Bir sancı içimizde gittikçe şiddetini artıran, hayalleri puslandırıp düş kuramaz hâle getiren.
O sancı yaşamımızda, o sancı sosyal ve ekonomik değişimin izlerini belirlemede ve kültürel değerleri değersizleştirmede.
Sancılı başlayan değişimi bilinçli aldık içeri. Tartmadan ve kontrolsüzce evimize konuk oldu. Konuğumuzu kabullenmek zorunda kaldık. Bakmadık fakat göz ucuyla takip ettik.
Değişim bir sancıyla gelmişti, fark edemedik. Tozdan kaçtık, asfalt diye sevindik. Asfalt yolu kendimize benzetemedik. Farklı davranışlar edindik, birbirimize olan inancımızı kaybettik. Kaybettiklerimizin peşine gitmedik, elimizin tersiyle sildik. Farklı davranışları değer sanarak.
Ekonomik değişime sarıldık ve kendimizi kurtardığımızı hissedip kültürel değerleri bir kenara attık. Yaşantımız zaman içerisinde belirsizleşti. Sevinçle değişimin izlerini sürdük ve onurumuza dokundurmadık. Dostane bağları kopardılar fakat hissetmedik.
Değişim sancılarını doğalmış gibi kabullendik, doğallıkla özümüze döndüğümüzü zannettik. Sosyal yapımızı ve çalışmalarımızı benliğimize uyacak şekilde planladık. Planımıza işlediler, değişimin kara faturasını ve faturayı elimize verdiler. Kara fatura yenilik adına elimizdeydi artık.
Kara faturayı diploma sandık ve böbürlendik. Okul dedik, çağ dedik. Toprak ve suyu ekledik. Bu şekilde bütün kavramları sıraladık karnemize. Karnedeki kavramları ayrımcılık adına kullandırdılar. Adına hâl ve gidiş dediler.
Yılların değişimle ilgili zehrini emdirdiler bünyemize, bünyemiz zarar görse de ayakta kaldık. Ayakta kalmalıydık, çünkü “En iyi parazit üzerinde yaşayanı öldürmeyendir.”
Parazit beslediğimizi düşünemedik, düşündürmediler. Gelişemedik ve geliştirmediler. Eğitim ve öğretimden yoksun kaldık, gözümüzü açtırmadılar. Güvensiz ve itibarsız koydular anlayamadık.
Bir sancı içimizde, bu sancı doğaya düşman. Doğanın yeşiline, ormanına ve suyuna düşman. Bu sancı insan sağlığına düşman. Sancıyla sakat kaldık ve iyileşme şansını kaybettik. Geçmişle geleceğe ışık tutamadık.
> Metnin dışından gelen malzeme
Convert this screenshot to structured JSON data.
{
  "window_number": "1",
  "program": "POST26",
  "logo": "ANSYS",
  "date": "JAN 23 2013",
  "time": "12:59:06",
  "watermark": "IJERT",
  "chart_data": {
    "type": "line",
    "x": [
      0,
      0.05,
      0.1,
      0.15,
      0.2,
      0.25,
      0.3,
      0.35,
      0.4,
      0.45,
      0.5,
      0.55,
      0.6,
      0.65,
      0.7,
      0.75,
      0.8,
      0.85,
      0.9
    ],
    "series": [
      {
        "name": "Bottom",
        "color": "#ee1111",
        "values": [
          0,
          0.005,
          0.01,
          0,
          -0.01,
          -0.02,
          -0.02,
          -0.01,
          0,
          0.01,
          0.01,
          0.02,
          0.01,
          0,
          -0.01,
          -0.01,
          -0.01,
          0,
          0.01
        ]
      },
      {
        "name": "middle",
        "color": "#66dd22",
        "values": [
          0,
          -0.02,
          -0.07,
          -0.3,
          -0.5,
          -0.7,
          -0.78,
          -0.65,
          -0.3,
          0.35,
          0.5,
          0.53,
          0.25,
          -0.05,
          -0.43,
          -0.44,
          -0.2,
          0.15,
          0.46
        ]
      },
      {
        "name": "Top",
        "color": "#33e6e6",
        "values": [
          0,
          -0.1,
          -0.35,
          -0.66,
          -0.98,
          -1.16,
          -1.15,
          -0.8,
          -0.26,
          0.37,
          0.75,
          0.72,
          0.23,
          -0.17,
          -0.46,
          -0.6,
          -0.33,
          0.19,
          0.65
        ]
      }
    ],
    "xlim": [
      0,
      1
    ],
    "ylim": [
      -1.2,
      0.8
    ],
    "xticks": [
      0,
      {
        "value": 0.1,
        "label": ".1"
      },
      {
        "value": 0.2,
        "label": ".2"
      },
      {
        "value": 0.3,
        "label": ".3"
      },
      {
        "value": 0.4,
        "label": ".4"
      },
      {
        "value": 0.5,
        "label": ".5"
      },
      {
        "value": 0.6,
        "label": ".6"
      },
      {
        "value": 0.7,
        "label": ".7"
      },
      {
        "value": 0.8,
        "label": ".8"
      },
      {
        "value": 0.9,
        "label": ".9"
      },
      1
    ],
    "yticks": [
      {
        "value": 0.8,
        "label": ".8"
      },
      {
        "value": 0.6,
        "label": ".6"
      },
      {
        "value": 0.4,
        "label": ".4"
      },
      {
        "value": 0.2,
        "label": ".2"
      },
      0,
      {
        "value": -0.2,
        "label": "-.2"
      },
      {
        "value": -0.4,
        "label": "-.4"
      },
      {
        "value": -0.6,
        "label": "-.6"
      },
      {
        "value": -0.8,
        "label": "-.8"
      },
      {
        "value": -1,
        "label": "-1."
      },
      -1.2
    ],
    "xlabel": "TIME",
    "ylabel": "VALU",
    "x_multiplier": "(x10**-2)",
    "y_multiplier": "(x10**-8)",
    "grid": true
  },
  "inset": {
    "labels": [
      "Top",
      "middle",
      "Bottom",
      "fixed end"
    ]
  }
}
Sancı girdi topluma, toplumun yüreğine. Yüreğinde ördü bağını koymadı yürümeye. Yönetime de girdi sancı, insanları bırakmadı yerinde, koşturdu şehirlere.
Yöreler ve yörelere ait akar sular, dereler aynı kalmalıydı. Samimi ve insancıl duygularımız öne çıksa da düşünemedik. Köylünün derelerle bağını koparttılar, akar suları yok ettiler duyamadık. Bütün gelişmeleri sosyal dokumuza uyarlayamadık.
Sancılandık, sahne karardı, perde indi ve geç fark ettik.